Heureusement que les nouveaux programmes envisagés pour septembre 2016, dont le Livre unique pour les 1° et 2°AP, et les nouvelles modalités d'évaluation - en attendant de plus audacieuses -arrivent en temps opportun pour parer à ces dérives.
Sur un autre plan, la stratification/bipolarisation ultrarapide de la société algérienne sous la poussée du libéralisme sauvage constitue une prime au retour des anciens réflexes de l'école/filtre. Sur ce fond de pauvreté galopante, notre pays a renoué ces dernières années avec l'arbitraire du contrôle terminal avec la réintroduction à partir de 2003 et 2006 des examens de 6°, du Brevet /sanction et de l'arbitraire moyenne de passage à 10/20, alimentant la triche, le business des cours payants, la phobie de l'école, la violence... Avec un tel décor planté, il n'est pas étonnant que les idées généreuses n'aient pas traversé par le passé, les cloisons des bureaux cadenassés de nos décideurs. Et que continuent à pleurer les enfants, à se suicider les adolescents pour cause d'échec aux études scolaires. Des âmes innocentes gonflées d'espoir au tout début de leur vie scolaire et vite déçues par celle qu'on leur présentait aussi généreuse et bienveillante que leur famille: l'école.
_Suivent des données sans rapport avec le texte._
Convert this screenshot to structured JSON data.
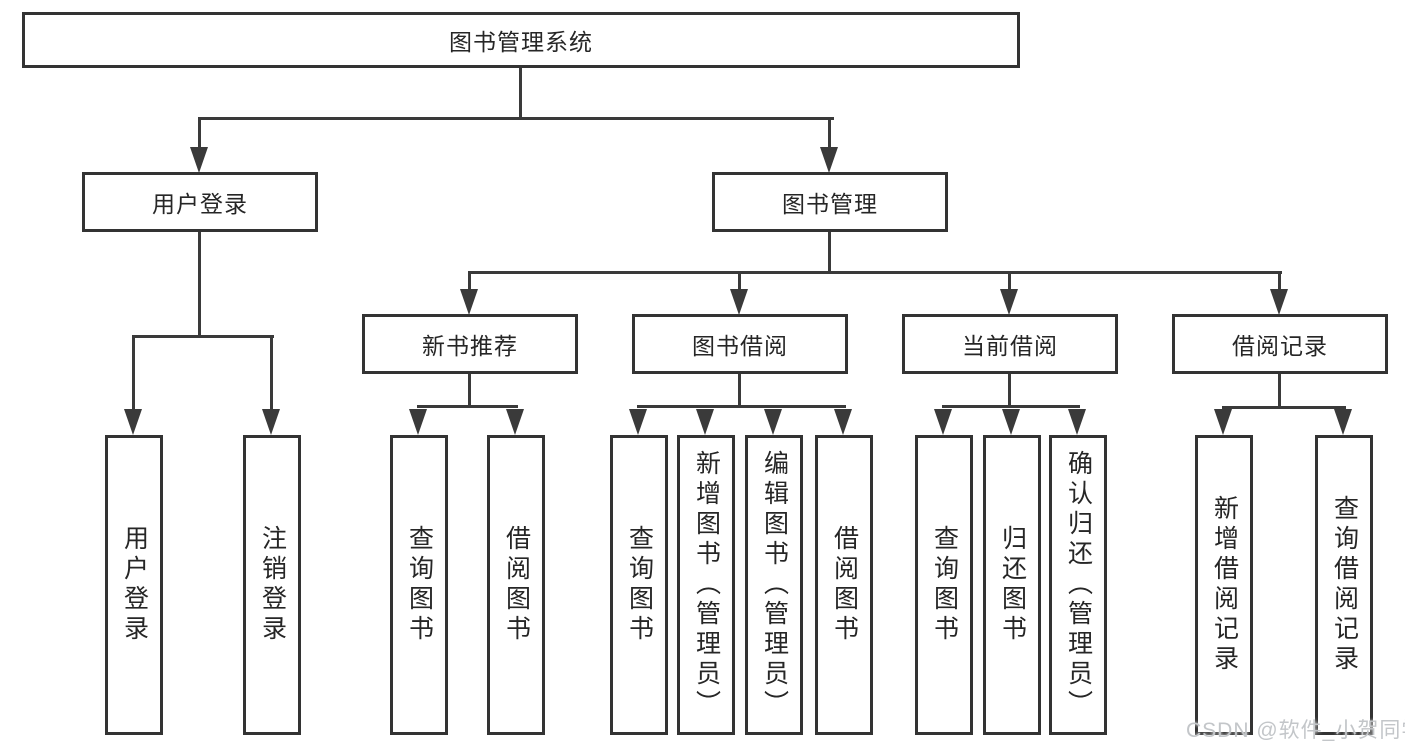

C'est à cette logique morbide que s'attaquent les recommandations des Conférences nationales d'évaluation de la Réforme (2014 et 2015). Et dire que des 'censeurs de conscience'' n'y adhérent pas! «Adapter l'école à l'enfant'' et «la réussite pour tous» ces credo des pédagogues novateurs du XXe siècle ont eu du mal à se faire un chemin avant d'atterrir récemment en Algérie. Les verra-t-on un jour fleurir dans nos salles de classe?
Dans l'intervalle qui nous sépare de cette éventualité, les partisans d'une école algérienne verrouillée continuent à semer à tout vent....des voeux pieux. Ils sont généreusement relayés par des tubes cathodiques et des journaux qui refusent le débat contradictoire et la parole de la sagesse. Où va-t-on? Les résultats palpables sur le terrain dessinent une école de l'exclusion. Pour l'écrasante majorité des élèves algériens seront proposées les filières arabisées qui mènent au chômage ou à une Fonction publique hyper saturée et assommée par la crise du pétrole. Quant aux enfants 'bien nés ', il sera offert le biberon d'or à la bouche'' avec les filières pourvoyeuses d'emplois: la médecine, la pharmacie, l'ingéniorat, l'architecture, l'informatique, le nucléaire... Des filières qui, toutes, enseignent en français et qui reçoivent des étudiants qui ont eu la chance d'avoir fréquenté les écoles privées ou le lycée français Alexandre Dumas de Ben Aknoun. Ah! si seulement on donnait la chance ' du biberon d'or'' aux millions d'élèves algériens des Hauts - Plateaux, du Sud, des montagnes et des quartiers populaires. Ils pourront, enfin, jouir des mêmes chances que leurs pairs de la minorité d'élèves 'bien nés''! Et c'est possible! A moins de faire l'inverse, ramener cette minorité 'bien née'' à vivre les mêmes conditions que les 'damnés de l'école'', ces filles et fils des damnés de la terre. Drame cornélien dans notre planète école!